Pada Jumat (14/5), Blue House (Istana Kepresidenan Korea) akhirnya menanggapi petisi penghentian tayang dua drama, yakni 'Snowdrop' dan 'Joseon Exorcist'. Seperti apa keputusan pemerintah?

WowKeren - Blue House (Istana Kepresidenan Korea) akhirnya menanggapi petisi penghentian tayang dua drama, yakni "Snowdrop" dan "Joseon Exorcist". Kedua petisi ini direspon karena menerima lebih dari 200 ribu tanda tangan, dengan rincian 220 ribu untuk "Snowdrop" dan 240 untuk "Joseon Exorcist".

Blue House menyatakan bahwa pemerintah tidak bisa mengintervensi karya seni sembarangan, termasuk produksi drama TV. Hal itu dikarenakan Korea Selatan menjunjung tinggi kebebasan berkarya.

Kendati demikian, Blue House akan menengahi dengan melakukan pendekatan secara hati-hati untuk menghindari hambatan dalam kebebasan berekspresi.
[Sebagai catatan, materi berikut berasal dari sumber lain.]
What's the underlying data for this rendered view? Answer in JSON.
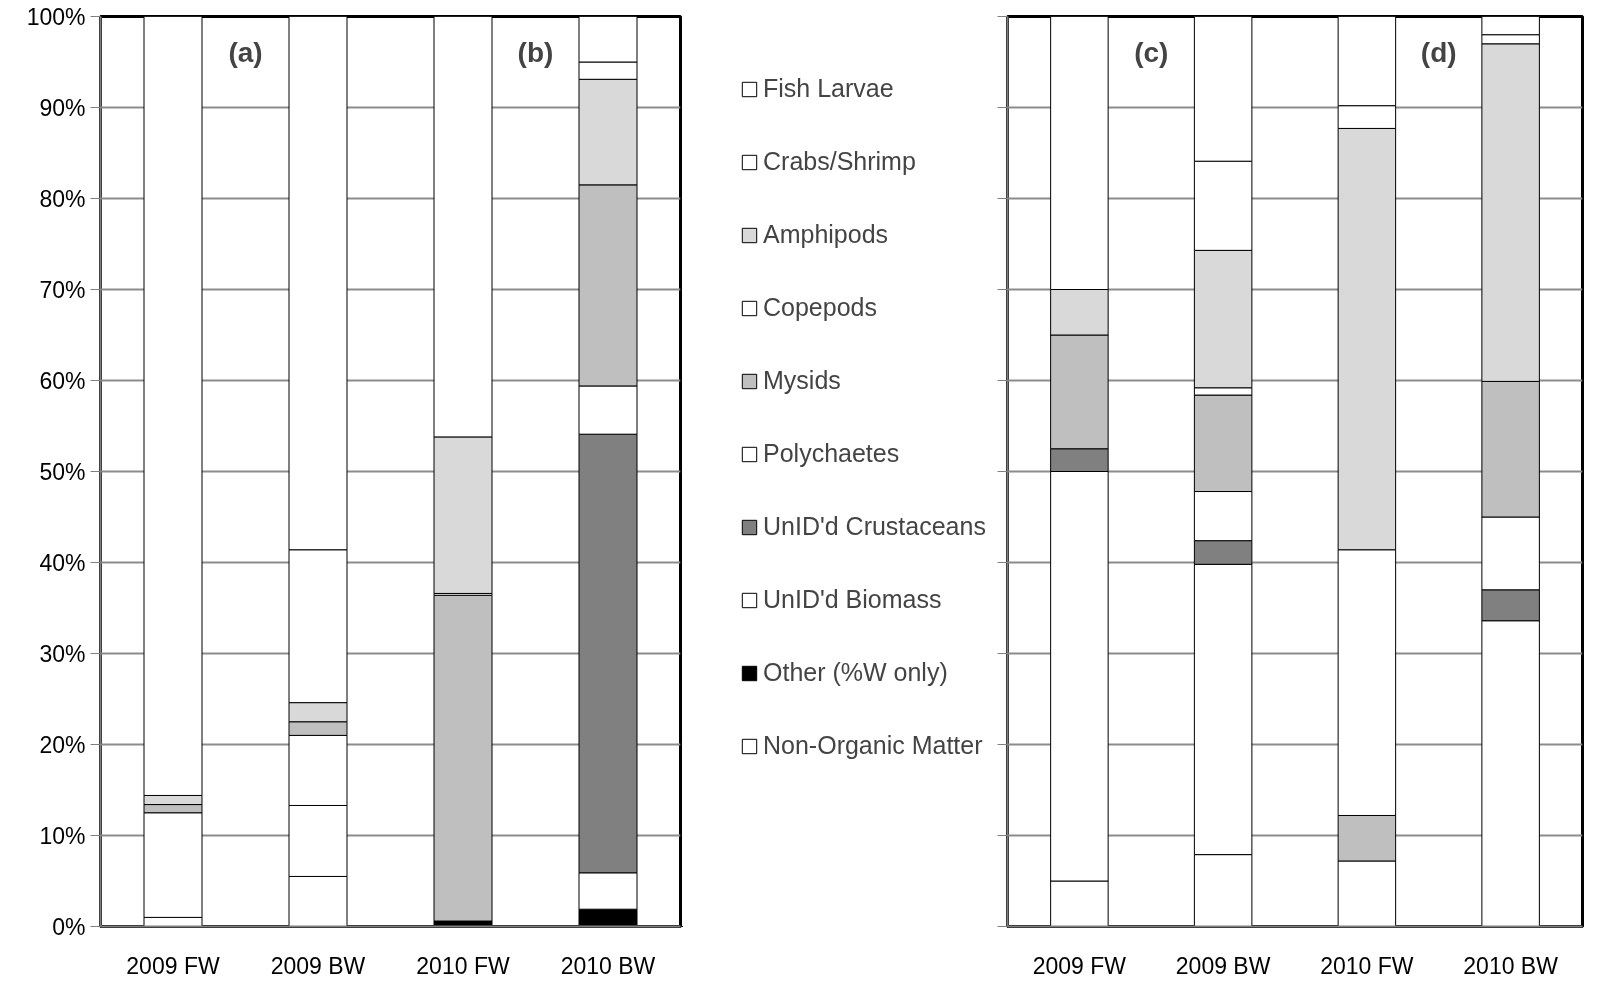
{
  "chart_data": [
    {
      "type": "bar",
      "stacked": true,
      "categories": [
        "2009 FW",
        "2009 BW",
        "2010 FW",
        "2010 BW"
      ],
      "annotations": [
        "(a)",
        "(b)"
      ],
      "ylim": [
        0,
        100
      ],
      "yticks": [
        {
          "value": 0,
          "label": "0%"
        },
        {
          "value": 10,
          "label": "10%"
        },
        {
          "value": 20,
          "label": "20%"
        },
        {
          "value": 30,
          "label": "30%"
        },
        {
          "value": 40,
          "label": "40%"
        },
        {
          "value": 50,
          "label": "50%"
        },
        {
          "value": 60,
          "label": "60%"
        },
        {
          "value": 70,
          "label": "70%"
        },
        {
          "value": 80,
          "label": "80%"
        },
        {
          "value": 90,
          "label": "90%"
        },
        {
          "value": 100,
          "label": "100%"
        }
      ],
      "grid": "y",
      "legend": "right",
      "series": [
        {
          "name": "Non-Organic Matter",
          "color": "#ffffff",
          "values": [
            1.0,
            5.5,
            null,
            null
          ]
        },
        {
          "name": "Other (%W only)",
          "color": "#000000",
          "values": [
            null,
            null,
            0.6,
            1.9
          ]
        },
        {
          "name": "UnID'd Biomass",
          "color": "#ffffff",
          "values": [
            11.5,
            7.8,
            null,
            4.0
          ]
        },
        {
          "name": "UnID'd Crustaceans",
          "color": "#808080",
          "values": [
            null,
            null,
            null,
            48.2
          ]
        },
        {
          "name": "Polychaetes",
          "color": "#ffffff",
          "values": [
            null,
            7.7,
            null,
            5.3
          ]
        },
        {
          "name": "Mysids",
          "color": "#bfbfbf",
          "values": [
            0.9,
            1.5,
            35.8,
            22.1
          ]
        },
        {
          "name": "Copepods",
          "color": "#ffffff",
          "values": [
            null,
            null,
            0.2,
            null
          ]
        },
        {
          "name": "Amphipods",
          "color": "#d9d9d9",
          "values": [
            1.0,
            2.1,
            17.2,
            11.6
          ]
        },
        {
          "name": "Crabs/Shrimp",
          "color": "#ffffff",
          "values": [
            null,
            16.8,
            null,
            1.9
          ]
        },
        {
          "name": "Fish Larvae",
          "color": "#ffffff",
          "values": [
            85.6,
            58.6,
            46.2,
            5.0
          ]
        }
      ]
    },
    {
      "type": "bar",
      "stacked": true,
      "categories": [
        "2009 FW",
        "2009 BW",
        "2010 FW",
        "2010 BW"
      ],
      "annotations": [
        "(c)",
        "(d)"
      ],
      "ylim": [
        0,
        100
      ],
      "yticks": [
        0,
        10,
        20,
        30,
        40,
        50,
        60,
        70,
        80,
        90,
        100
      ],
      "tick_labels": "x",
      "grid": "y",
      "series": [
        {
          "color": "#ffffff",
          "values": [
            5.0,
            7.9,
            null,
            null
          ]
        },
        {
          "color": "#000000",
          "values": [
            null,
            null,
            null,
            null
          ]
        },
        {
          "color": "#ffffff",
          "values": [
            45.0,
            31.9,
            7.2,
            33.6
          ]
        },
        {
          "color": "#808080",
          "values": [
            2.5,
            2.6,
            null,
            3.4
          ]
        },
        {
          "color": "#ffffff",
          "values": [
            null,
            5.4,
            null,
            8.0
          ]
        },
        {
          "color": "#bfbfbf",
          "values": [
            12.5,
            10.6,
            5.0,
            14.9
          ]
        },
        {
          "color": "#ffffff",
          "values": [
            null,
            0.8,
            29.2,
            null
          ]
        },
        {
          "color": "#d9d9d9",
          "values": [
            5.0,
            15.1,
            46.3,
            37.1
          ]
        },
        {
          "color": "#ffffff",
          "values": [
            null,
            9.8,
            2.5,
            1.0
          ]
        },
        {
          "color": "#ffffff",
          "values": [
            30.0,
            15.9,
            9.8,
            2.0
          ]
        }
      ]
    }
  ]
}
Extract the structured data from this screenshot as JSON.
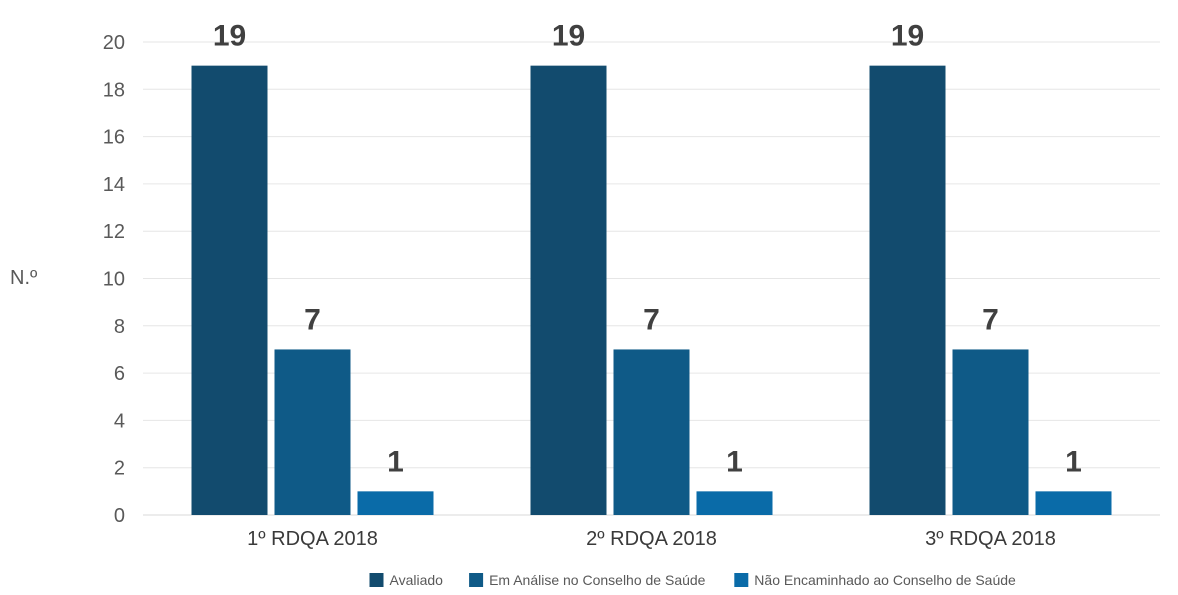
{
  "chart_data": {
    "type": "bar",
    "title": "",
    "xlabel": "",
    "ylabel": "N.º",
    "ylim": [
      0,
      20
    ],
    "yticks": [
      0,
      2,
      4,
      6,
      8,
      10,
      12,
      14,
      16,
      18,
      20
    ],
    "grid": true,
    "legend_position": "bottom",
    "data_labels": true,
    "categories": [
      "1º RDQA 2018",
      "2º RDQA 2018",
      "3º RDQA 2018"
    ],
    "series": [
      {
        "name": "Avaliado",
        "values": [
          19,
          19,
          19
        ],
        "color": "#124b6e"
      },
      {
        "name": "Em Análise no Conselho de Saúde",
        "values": [
          7,
          7,
          7
        ],
        "color": "#0f5a87"
      },
      {
        "name": "Não Encaminhado ao Conselho de Saúde",
        "values": [
          1,
          1,
          1
        ],
        "color": "#0a6ba8"
      }
    ]
  }
}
Karena itulah mereka akan menghormati keputusan asosiasi penyiaran yang bertugas untuk menertibkan siaran TV yang berpotensi menyebabkan kontroversi, termasuk penyimpanan sejarah.

"Intervensi langsung pemerintah dalam kreativitas dapat melanggar kebebasan berekspresi, sehingga diperlukan pendekatan yang hati-hati. Pemerintah menghormati upaya pemurnian diri dan pilihan otonom yang dibuat oleh sektor swasta, termasuk kreator, produser dan narapidana," demikian bunyi pernyataan resmi Blue House.


Blue House Tanggapi Petisi Penghentian Tayang \'Snowdrop\', Disetujui?

Source: Twitter

Tanggapan tersebut tentu menimbulkan rasa lega di kalangan penggemar. Khususnya mereka mereka yang menantikan akting Jisoo BLACKPINK (Black Pink) dan Jung Hae In di "Snowdrop".

Di sisi lain, drama SBS "Joseon Exorcist" telah berhenti tayang usai dua episode awalnya menuai kritik tajam. Sehingga meski tak dilarang Blue House, sudah tak ada lagi harapan bagi drama Jang Dong Yoon tersebut untuk ditayangkan.

Sekedar mengingatkan, "Snowdrop" menuai kontroversi karena alurnya dianggap telah "menghina sejarah perjuangan mahasiswa dalam mencapai keadilan demokrasi di Korsel pada tahun 1987." Nama karakter Jisoo juga dipermasalahkan karena diduga diambil dari mahasiswi aktifis selama Gerakan Demokrasi yang masih hidup hingga saat ini.

Sedangkan kontroversi "Joseon Exorcist" bermula ketika pemirsa menyadari adanya "sejarah yang dibelokkan" dalam drama ini. Sejumlah pemirsa bahkan menganggap penulis naskah sengaja "menyesatkan" alur drama untuk mengejek pendirian Dinasti Joseon.